Choosing the right model
There are many different types of electric off road buggies currently available on the market. Buggies ranging from the basic 2WD Ready To Run (RTR) from the likes of Annsman Racing to the full competition spec 4WD kits from Team Associated and Team Durango, these come in kit form and require building and installing of your own electrics. The key is to buy what you can afford and a model to suit your skill level. Generally 4WD buggies are easier to drive giving better grip, these are ideal for those starting out in the hobby as they allow you to develop your sill level.
There are various different types of batteries suitable for use in 10th scale buggies. The most popular choice for battery packs are LIPO (Lithium polymer). There are various sizes and shapes of battery pack and the type you need is dependant your cars chassis design. Commonly RTR models will come with NIMH (Nickel–metal hydride) battery packs these require more maintenance such as discharging and equalising to keep in good working order.
For club racing a LIPO battery with a minimum of 3200mAh capacity and 7.4V (2s), this will give around two 5 minute races before needing recharged.
The charger you choose will be dependent on the type of battery packs you are using. Some will allow charging of both LIPO and NIMH batteries, but please check before purchasing one that it matches your batteries.
For LIPO batteries it is recommended that your do not charge at more than 1C. For example a 3200mAh battery would be charged at 3.2 Amps and a 4200mAh battery would be charged at 4.2 Amp. As always please follow manufacturers guidelines on charging your batteries.
It is worth noting that most indoor clubs will require you to charge LIPO batteries in a specially designed fireproof sack. These are readily available from most model part suppliers.
Motors and Speed Controllers
The motor and speed controller you choose for your car is probably going to be one of the most important decisions. Skill level will play a big factor in what you should choose as a big fast motor is going to hinder a new drivers learning curve. There is two types on motor on the market today, Brushed and Brushless. It is common for RTR cars to come with the older brushed style motors fitted and while these are great to begin with they do have significantly higher maintenance requirements over the newer brushless motors.
From experience if your car comes with a brushed motor fitted, great come down and run it it will work just as well as the rest, but if your car does not come with a motor then look at getting a brushless version. As the price difference is minimal and greatly outweighed by the life span.

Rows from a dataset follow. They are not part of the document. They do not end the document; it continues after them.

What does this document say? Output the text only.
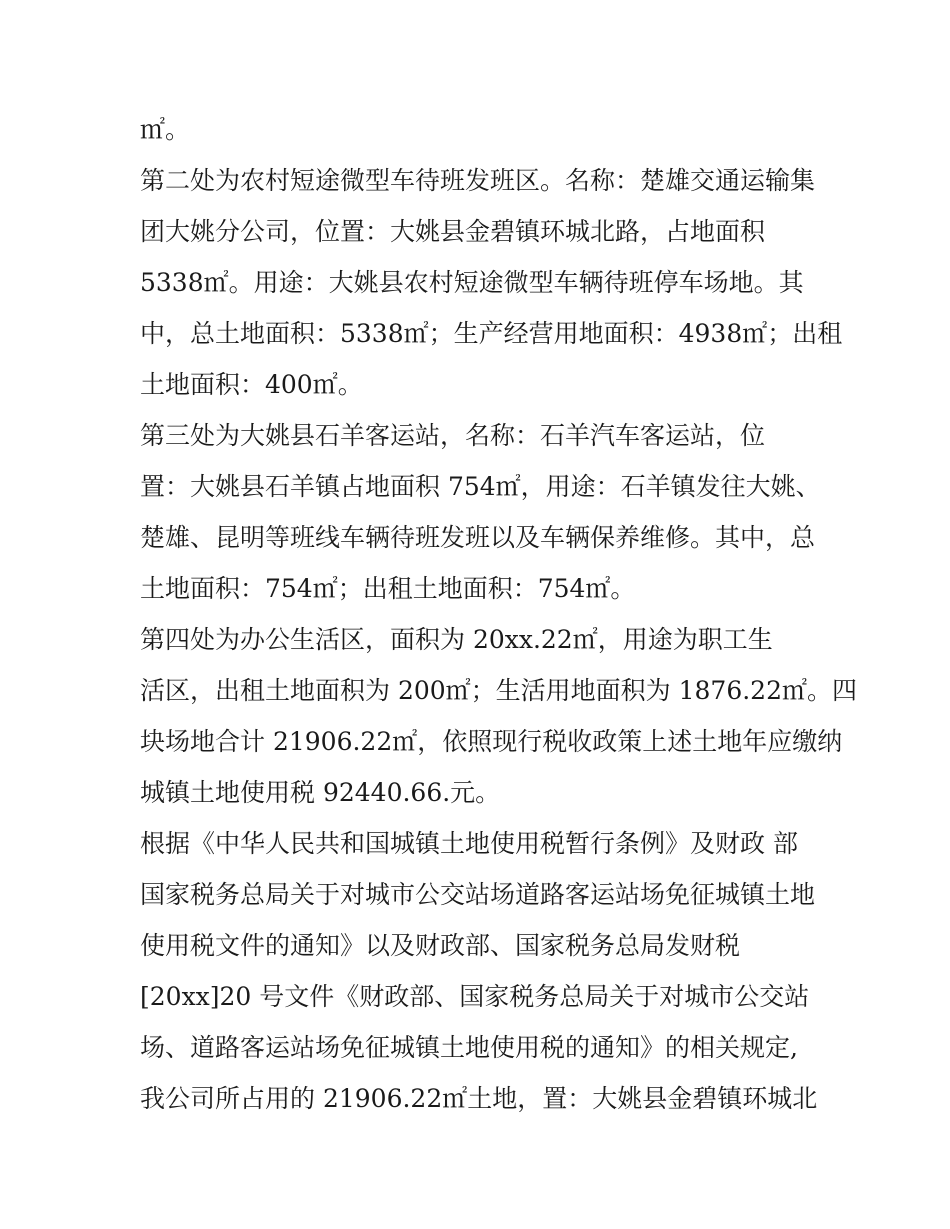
㎡。
第二处为农村短途微型车待班发班区。名称：楚雄交通运输集
团大姚分公司，位置：大姚县金碧镇环城北路，占地面积
5338㎡。用途：大姚县农村短途微型车辆待班停车场地。其
中，总土地面积：5338㎡；生产经营用地面积：4938㎡；出租
土地面积：400㎡。
第三处为大姚县石羊客运站，名称：石羊汽车客运站，位
置：大姚县石羊镇占地面积 754㎡，用途：石羊镇发往大姚、
楚雄、昆明等班线车辆待班发班以及车辆保养维修。其中，总
土地面积：754㎡；出租土地面积：754㎡。
第四处为办公生活区，面积为 20xx.22㎡，用途为职工生
活区，出租土地面积为 200㎡；生活用地面积为 1876.22㎡。四
块场地合计 21906.22㎡，依照现行税收政策上述土地年应缴纳
城镇土地使用税 92440.66.元。
根据《中华人民共和国城镇土地使用税暂行条例》及财政 部
国家税务总局关于对城市公交站场道路客运站场免征城镇土地
使用税文件的通知》以及财政部、国家税务总局发财税
[20xx]20 号文件《财政部、国家税务总局关于对城市公交站
场、道路客运站场免征城镇土地使用税的通知》的相关规定,
我公司所占用的 21906.22㎡土地，置：大姚县金碧镇环城北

Most companies will produce motor and speed controller combo packages that will easily get you up and running quickly. Also provide all the components needed already wired and ready to go, which is great if you are not an experienced solderer.
Motor Specs Explained
Brushless motors are rated by a numbering system to denote how fast they turn. For a beginner starting at the 13.5 stock level is great. These are slower than full blown race motors, but don’t be fooled they are far from your typical ‘argos’ rc car.
The next step up would be the 10.5 super stock motors, these suit our track brilliantly and other smaller technical tracks.
For a bit more grunt you can move to the modified motors that range from 9.5 down.
When you get into this range it is more about personal preference and driving style that helps you choose your motor. These motors are not for beginners unless you are on a large open track. In general our top drivers will use from an 8.5 to a 6.5 motor in their buggies to race competitively, but this is not a requirement you can use higher numbered motors and still do well.
Two things to remember the smaller the number the faster the motor and just cause your car is the fastest in a straight line doesn’t mean it is going round corners.
Choose a motor to match your skill level and it will always be faster around the track than the fastest motor you can find
Wheels and Tyres
We favour the tyres from Schumacher Racing and have found after alot of testing the perform best on 10th scale buggies both outside and inside. The two most popular tyre variants are Mini Pins and Mini Spikes, both in the yellow compound rubber type with medium foam inserts.
Unlike touring cars (road cars) bare in mind that the front tyres of buggies are narrower than the rear tyres. Also 2WD buggies will have specific front tyres, the rears will be the same as a 4WD cars rear tyres. Most car manufacturers also have unique wheel fitments so remember to buy the correct widths and fitments for your car.